On Friday, they are interviewing Falcons offensive coordinator Zac Robinson for that vacancy, ESPN’s Adam Schefter reported.

This is the first known interview for the job that became open when the Eagles elected to move on from Kevin Patullo after just one season. The next offensive coordinator hired by the Eagles will be the fifth in six years under head coach Nick Sirianni.

Robinson, 39, has been the Falcons’ offensive coordinator and play caller the last two seasons under Raheem Morris, who was fired earlier this month. That firing made Robinson available to search for other coordinator jobs. He has already interviewed for the OC openings in both Tampa Bay and Detroit.

“You’re looking to continue to evolve as an offense, and I’m looking to bring in the guy that’s going to best help us do that,” Sirianni said on Thursday. “I think that there are many different ways to be successful on offense and everybody has different styles, everybody has different players, and there’s many different ways to be successful.”

In his two seasons as the Falcons’ offensive coordinator and play-caller, Robinson’s offense finished 14th in yards and 24th in points in 2025 and was 6th in yards and 13th in points in 2024.

Before taking the job in Atlanta, Robinson worked under Sean McVay with the Rams, so his time in Atlanta was his first shot at calling plays. Robinson initially joined the Rams as assistant quarterbacks coach in 2019 but eventually became passing game coordinator/quarterbacks coach for the 2022 and 2023 seasons.

Robinson was a quarterback at Oklahoma State and was drafted in the 7th round by the New England Patriots in the 2010 draft. He bounced around with a few different teams but never played in a regular season game.

Robinson is one of the coaching candidates who could potentially move on to a head coaching job if he were to do a good job with the Eagles in 2026. But on Thursday, GM Howie Roseman explained that’s not the Eagles’ biggest concern.

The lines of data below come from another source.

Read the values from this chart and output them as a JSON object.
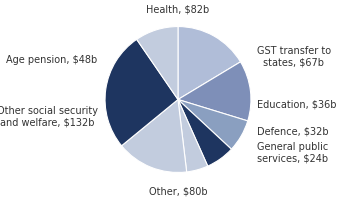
{
  "labels": [
    "Health, $82b",
    "GST transfer to\nstates, $67b",
    "Education, $36b",
    "Defence, $32b",
    "General public\nservices, $24b",
    "Other, $80b",
    "Other social security\nand welfare, $132b",
    "Age pension, $48b"
  ],
  "values": [
    82,
    67,
    36,
    32,
    24,
    80,
    132,
    48
  ],
  "colors": [
    "#b0bdd8",
    "#7e8fb8",
    "#8a9fc0",
    "#1e3560",
    "#c2ccde",
    "#c2ccde",
    "#1e3560",
    "#c2ccde"
  ],
  "startangle": 90,
  "background_color": "#ffffff",
  "label_positions": {
    "0": [
      0.0,
      1.18,
      "center",
      "bottom"
    ],
    "1": [
      1.08,
      0.6,
      "left",
      "center"
    ],
    "2": [
      1.08,
      -0.05,
      "left",
      "center"
    ],
    "3": [
      1.08,
      -0.42,
      "left",
      "center"
    ],
    "4": [
      1.08,
      -0.72,
      "left",
      "center"
    ],
    "5": [
      0.0,
      -1.18,
      "center",
      "top"
    ],
    "6": [
      -1.1,
      -0.22,
      "right",
      "center"
    ],
    "7": [
      -1.1,
      0.55,
      "right",
      "center"
    ]
  },
  "fontsize": 7.0
}
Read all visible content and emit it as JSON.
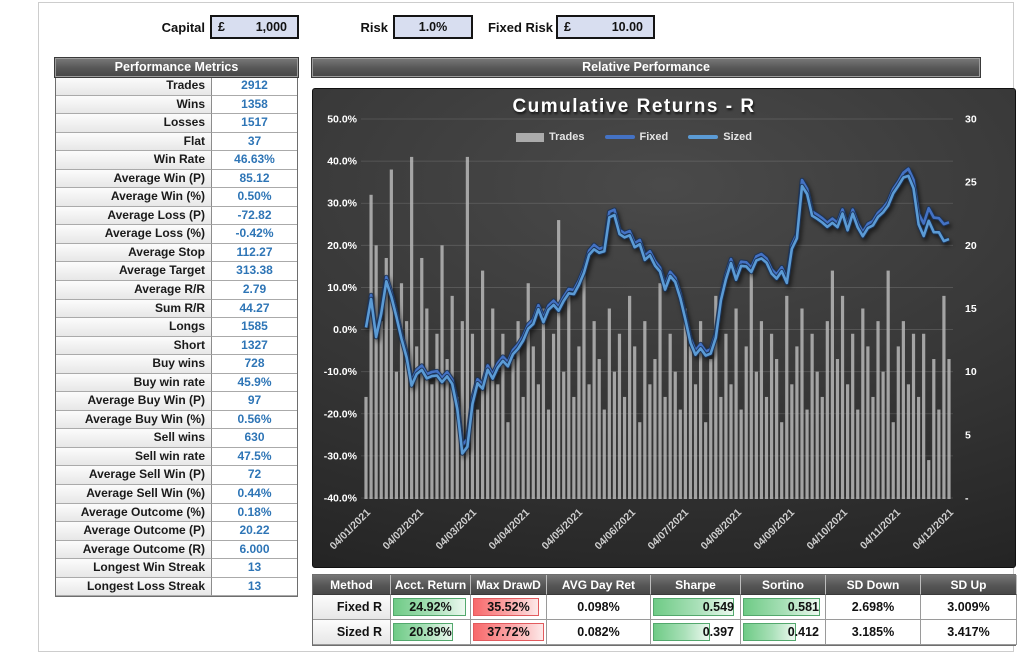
{
  "inputs": {
    "capital": {
      "label": "Capital",
      "currency": "£",
      "value": "1,000"
    },
    "risk": {
      "label": "Risk",
      "value": "1.0%"
    },
    "fixed_risk": {
      "label": "Fixed Risk",
      "currency": "£",
      "value": "10.00"
    }
  },
  "metrics": {
    "title": "Performance Metrics",
    "rows": [
      {
        "label": "Trades",
        "value": "2912"
      },
      {
        "label": "Wins",
        "value": "1358"
      },
      {
        "label": "Losses",
        "value": "1517"
      },
      {
        "label": "Flat",
        "value": "37"
      },
      {
        "label": "Win Rate",
        "value": "46.63%"
      },
      {
        "label": "Average Win (P)",
        "value": "85.12"
      },
      {
        "label": "Average Win (%)",
        "value": "0.50%"
      },
      {
        "label": "Average Loss (P)",
        "value": "-72.82"
      },
      {
        "label": "Average Loss (%)",
        "value": "-0.42%"
      },
      {
        "label": "Average Stop",
        "value": "112.27"
      },
      {
        "label": "Average Target",
        "value": "313.38"
      },
      {
        "label": "Average R/R",
        "value": "2.79"
      },
      {
        "label": "Sum R/R",
        "value": "44.27"
      },
      {
        "label": "Longs",
        "value": "1585"
      },
      {
        "label": "Short",
        "value": "1327"
      },
      {
        "label": "Buy wins",
        "value": "728"
      },
      {
        "label": "Buy win rate",
        "value": "45.9%"
      },
      {
        "label": "Average Buy Win (P)",
        "value": "97"
      },
      {
        "label": "Average Buy Win (%)",
        "value": "0.56%"
      },
      {
        "label": "Sell wins",
        "value": "630"
      },
      {
        "label": "Sell win rate",
        "value": "47.5%"
      },
      {
        "label": "Average Sell Win (P)",
        "value": "72"
      },
      {
        "label": "Average Sell Win (%)",
        "value": "0.44%"
      },
      {
        "label": "Average Outcome (%)",
        "value": "0.18%"
      },
      {
        "label": "Average Outcome (P)",
        "value": "20.22"
      },
      {
        "label": "Average Outcome (R)",
        "value": "6.000"
      },
      {
        "label": "Longest Win Streak",
        "value": "13"
      },
      {
        "label": "Longest Loss Streak",
        "value": "13"
      }
    ]
  },
  "chart_panel": {
    "header": "Relative Performance",
    "title": "Cumulative Returns - R",
    "legend": [
      {
        "label": "Trades",
        "type": "bar",
        "color": "#ABABAB"
      },
      {
        "label": "Fixed",
        "type": "line",
        "color": "#4472C4"
      },
      {
        "label": "Sized",
        "type": "line",
        "color": "#5B9BD5"
      }
    ]
  },
  "chart_data": {
    "type": "combo-bar-line",
    "title": "Cumulative Returns - R",
    "grid": true,
    "left_axis": {
      "ticks": [
        "50.0%",
        "40.0%",
        "30.0%",
        "20.0%",
        "10.0%",
        "0.0%",
        "-10.0%",
        "-20.0%",
        "-30.0%",
        "-40.0%"
      ],
      "max": 50,
      "min": -40,
      "unit": "%"
    },
    "right_axis": {
      "ticks": [
        "30",
        "25",
        "20",
        "15",
        "10",
        "5",
        "-"
      ],
      "max": 30,
      "min": 0
    },
    "x_labels": [
      "04/01/2021",
      "04/02/2021",
      "04/03/2021",
      "04/04/2021",
      "04/05/2021",
      "04/06/2021",
      "04/07/2021",
      "04/08/2021",
      "04/09/2021",
      "04/10/2021",
      "04/11/2021",
      "04/12/2021"
    ],
    "bars": {
      "name": "Trades",
      "axis": "right",
      "color": "#B7B7B7",
      "values": [
        8,
        24,
        20,
        14,
        19,
        26,
        10,
        17,
        14,
        27,
        12,
        19,
        15,
        9,
        13,
        20,
        11,
        16,
        8,
        14,
        27,
        13,
        7,
        18,
        10,
        15,
        9,
        13,
        6,
        11,
        14,
        8,
        17,
        12,
        9,
        15,
        7,
        13,
        22,
        10,
        16,
        8,
        12,
        18,
        9,
        14,
        11,
        7,
        15,
        10,
        13,
        8,
        16,
        12,
        6,
        14,
        9,
        11,
        17,
        8,
        13,
        10,
        7,
        15,
        12,
        9,
        14,
        6,
        11,
        16,
        8,
        13,
        9,
        15,
        7,
        12,
        18,
        10,
        14,
        8,
        13,
        11,
        6,
        16,
        9,
        12,
        15,
        7,
        13,
        10,
        8,
        14,
        18,
        11,
        16,
        9,
        13,
        7,
        15,
        12,
        8,
        14,
        10,
        18,
        6,
        12,
        14,
        9,
        13,
        8,
        13,
        3,
        11,
        7,
        16,
        11
      ]
    },
    "series": [
      {
        "name": "Fixed",
        "axis": "left",
        "color": "#4472C4",
        "keypoints": [
          [
            0,
            0.5
          ],
          [
            0.1,
            8
          ],
          [
            0.22,
            -3
          ],
          [
            0.38,
            13
          ],
          [
            0.5,
            8
          ],
          [
            0.62,
            2
          ],
          [
            0.75,
            -5
          ],
          [
            0.9,
            -13
          ],
          [
            1.05,
            -7.5
          ],
          [
            1.2,
            -12
          ],
          [
            1.32,
            -8.5
          ],
          [
            1.45,
            -12
          ],
          [
            1.58,
            -9
          ],
          [
            1.7,
            -15
          ],
          [
            1.78,
            -20
          ],
          [
            1.88,
            -33.5
          ],
          [
            2.0,
            -17
          ],
          [
            2.08,
            -12
          ],
          [
            2.18,
            -14
          ],
          [
            2.3,
            -8.5
          ],
          [
            2.42,
            -11
          ],
          [
            2.55,
            -6
          ],
          [
            2.68,
            -8
          ],
          [
            2.8,
            -5
          ],
          [
            2.95,
            -2.5
          ],
          [
            3.1,
            1
          ],
          [
            3.25,
            5
          ],
          [
            3.4,
            3.5
          ],
          [
            3.55,
            7
          ],
          [
            3.7,
            5.5
          ],
          [
            3.85,
            10
          ],
          [
            3.95,
            9
          ],
          [
            4.1,
            13
          ],
          [
            4.2,
            16
          ],
          [
            4.32,
            22
          ],
          [
            4.42,
            17.5
          ],
          [
            4.55,
            21
          ],
          [
            4.68,
            31
          ],
          [
            4.78,
            26
          ],
          [
            4.88,
            21.5
          ],
          [
            5.0,
            24.5
          ],
          [
            5.1,
            20
          ],
          [
            5.2,
            22
          ],
          [
            5.32,
            17
          ],
          [
            5.45,
            19
          ],
          [
            5.58,
            14
          ],
          [
            5.7,
            11.5
          ],
          [
            5.85,
            14
          ],
          [
            6.0,
            8
          ],
          [
            6.1,
            2
          ],
          [
            6.2,
            -3
          ],
          [
            6.3,
            -6
          ],
          [
            6.4,
            -2
          ],
          [
            6.5,
            -7
          ],
          [
            6.62,
            -3
          ],
          [
            6.72,
            4
          ],
          [
            6.85,
            14
          ],
          [
            6.95,
            16
          ],
          [
            7.05,
            13
          ],
          [
            7.18,
            17.5
          ],
          [
            7.3,
            14
          ],
          [
            7.42,
            17
          ],
          [
            7.55,
            18.5
          ],
          [
            7.65,
            16
          ],
          [
            7.75,
            13.5
          ],
          [
            7.9,
            14
          ],
          [
            8.0,
            12.5
          ],
          [
            8.1,
            19
          ],
          [
            8.2,
            22.5
          ],
          [
            8.32,
            38
          ],
          [
            8.45,
            30
          ],
          [
            8.55,
            26
          ],
          [
            8.65,
            28.5
          ],
          [
            8.75,
            24
          ],
          [
            8.85,
            27
          ],
          [
            8.95,
            25
          ],
          [
            9.05,
            28
          ],
          [
            9.18,
            25.5
          ],
          [
            9.3,
            28.5
          ],
          [
            9.4,
            24
          ],
          [
            9.5,
            22.5
          ],
          [
            9.6,
            27
          ],
          [
            9.7,
            25
          ],
          [
            9.8,
            30
          ],
          [
            9.9,
            28.5
          ],
          [
            10.0,
            32
          ],
          [
            10.1,
            36
          ],
          [
            10.2,
            34.5
          ],
          [
            10.3,
            40.5
          ],
          [
            10.42,
            35
          ],
          [
            10.52,
            28
          ],
          [
            10.62,
            25
          ],
          [
            10.72,
            29
          ],
          [
            10.82,
            26.5
          ],
          [
            10.88,
            27.5
          ],
          [
            10.95,
            24
          ],
          [
            11.02,
            26
          ],
          [
            11.1,
            24.9
          ]
        ]
      },
      {
        "name": "Sized",
        "axis": "left",
        "color": "#5B9BD5",
        "keypoints": [
          [
            0,
            0.5
          ],
          [
            0.1,
            7
          ],
          [
            0.22,
            -3.5
          ],
          [
            0.38,
            12
          ],
          [
            0.5,
            7
          ],
          [
            0.62,
            1
          ],
          [
            0.75,
            -6
          ],
          [
            0.9,
            -14
          ],
          [
            1.05,
            -8.5
          ],
          [
            1.2,
            -13
          ],
          [
            1.32,
            -9.5
          ],
          [
            1.45,
            -13
          ],
          [
            1.58,
            -10
          ],
          [
            1.7,
            -16
          ],
          [
            1.78,
            -22
          ],
          [
            1.88,
            -35.5
          ],
          [
            2.0,
            -18.5
          ],
          [
            2.08,
            -13
          ],
          [
            2.18,
            -15
          ],
          [
            2.3,
            -9.5
          ],
          [
            2.42,
            -12
          ],
          [
            2.55,
            -7
          ],
          [
            2.68,
            -9
          ],
          [
            2.8,
            -6
          ],
          [
            2.95,
            -3.5
          ],
          [
            3.1,
            0
          ],
          [
            3.25,
            4
          ],
          [
            3.4,
            2.5
          ],
          [
            3.55,
            6
          ],
          [
            3.7,
            4.5
          ],
          [
            3.85,
            9
          ],
          [
            3.95,
            8
          ],
          [
            4.1,
            12
          ],
          [
            4.2,
            15
          ],
          [
            4.32,
            21
          ],
          [
            4.42,
            16.5
          ],
          [
            4.55,
            20
          ],
          [
            4.68,
            29.5
          ],
          [
            4.78,
            25
          ],
          [
            4.88,
            20.5
          ],
          [
            5.0,
            23.5
          ],
          [
            5.1,
            19
          ],
          [
            5.2,
            21
          ],
          [
            5.32,
            16
          ],
          [
            5.45,
            18
          ],
          [
            5.58,
            13
          ],
          [
            5.7,
            10.5
          ],
          [
            5.85,
            13
          ],
          [
            6.0,
            7
          ],
          [
            6.1,
            1
          ],
          [
            6.2,
            -4
          ],
          [
            6.3,
            -7
          ],
          [
            6.4,
            -3
          ],
          [
            6.5,
            -8
          ],
          [
            6.62,
            -4
          ],
          [
            6.72,
            3
          ],
          [
            6.85,
            13
          ],
          [
            6.95,
            15
          ],
          [
            7.05,
            12
          ],
          [
            7.18,
            16.5
          ],
          [
            7.3,
            13
          ],
          [
            7.42,
            16
          ],
          [
            7.55,
            17.5
          ],
          [
            7.65,
            15
          ],
          [
            7.75,
            12.5
          ],
          [
            7.9,
            13
          ],
          [
            8.0,
            11.5
          ],
          [
            8.1,
            18
          ],
          [
            8.2,
            21.5
          ],
          [
            8.32,
            36.5
          ],
          [
            8.45,
            29
          ],
          [
            8.55,
            25
          ],
          [
            8.65,
            27.5
          ],
          [
            8.75,
            23
          ],
          [
            8.85,
            26
          ],
          [
            8.95,
            24
          ],
          [
            9.05,
            27
          ],
          [
            9.18,
            24.5
          ],
          [
            9.3,
            27.5
          ],
          [
            9.4,
            23
          ],
          [
            9.5,
            21.5
          ],
          [
            9.6,
            26
          ],
          [
            9.7,
            24
          ],
          [
            9.8,
            29
          ],
          [
            9.9,
            27.5
          ],
          [
            10.0,
            31
          ],
          [
            10.1,
            35
          ],
          [
            10.2,
            33.5
          ],
          [
            10.3,
            39
          ],
          [
            10.42,
            33
          ],
          [
            10.52,
            25.5
          ],
          [
            10.62,
            22
          ],
          [
            10.72,
            26
          ],
          [
            10.82,
            23
          ],
          [
            10.88,
            24.5
          ],
          [
            10.95,
            20
          ],
          [
            11.02,
            22
          ],
          [
            11.1,
            20.9
          ]
        ]
      }
    ]
  },
  "results_table": {
    "headers": [
      "Method",
      "Acct. Return",
      "Max DrawD",
      "AVG Day Ret",
      "Sharpe",
      "Sortino",
      "SD Down",
      "SD Up"
    ],
    "rows": [
      {
        "method": "Fixed R",
        "acct_return": "24.92%",
        "max_drawd": "35.52%",
        "avg_day_ret": "0.098%",
        "sharpe": "0.549",
        "sortino": "0.581",
        "sd_down": "2.698%",
        "sd_up": "3.009%"
      },
      {
        "method": "Sized R",
        "acct_return": "20.89%",
        "max_drawd": "37.72%",
        "avg_day_ret": "0.082%",
        "sharpe": "0.397",
        "sortino": "0.412",
        "sd_down": "3.185%",
        "sd_up": "3.417%"
      }
    ],
    "bar_widths": {
      "acct_return": [
        97,
        81
      ],
      "max_drawd": [
        93,
        100
      ],
      "sharpe": [
        95,
        69
      ],
      "sortino": [
        96,
        68
      ]
    },
    "bar_colors": {
      "acct_return": "green",
      "max_drawd": "red",
      "sharpe": "green",
      "sortino": "green"
    }
  },
  "colors": {
    "value_blue": "#2E75B6",
    "input_fill": "#D8DEF0",
    "header_gray": "#565656",
    "chart_bg": "#2e2e2e",
    "bars_gray": "#B7B7B7",
    "fixed_line": "#4472C4",
    "sized_line": "#5B9BD5",
    "databar_green": "#6FCB86",
    "databar_red": "#F8696B"
  }
}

“It’s a great compliment when guys get head coaching jobs from here because it means we’re having tremendous success,” Roseman said. “As much as you’d like to have continuity and would like to have guys here for a long period of time, we want to win. We have an urgency to win right now. If that comes with the ramifications that we lose good people because they’ve earned head coaching jobs, we’ll live with that.”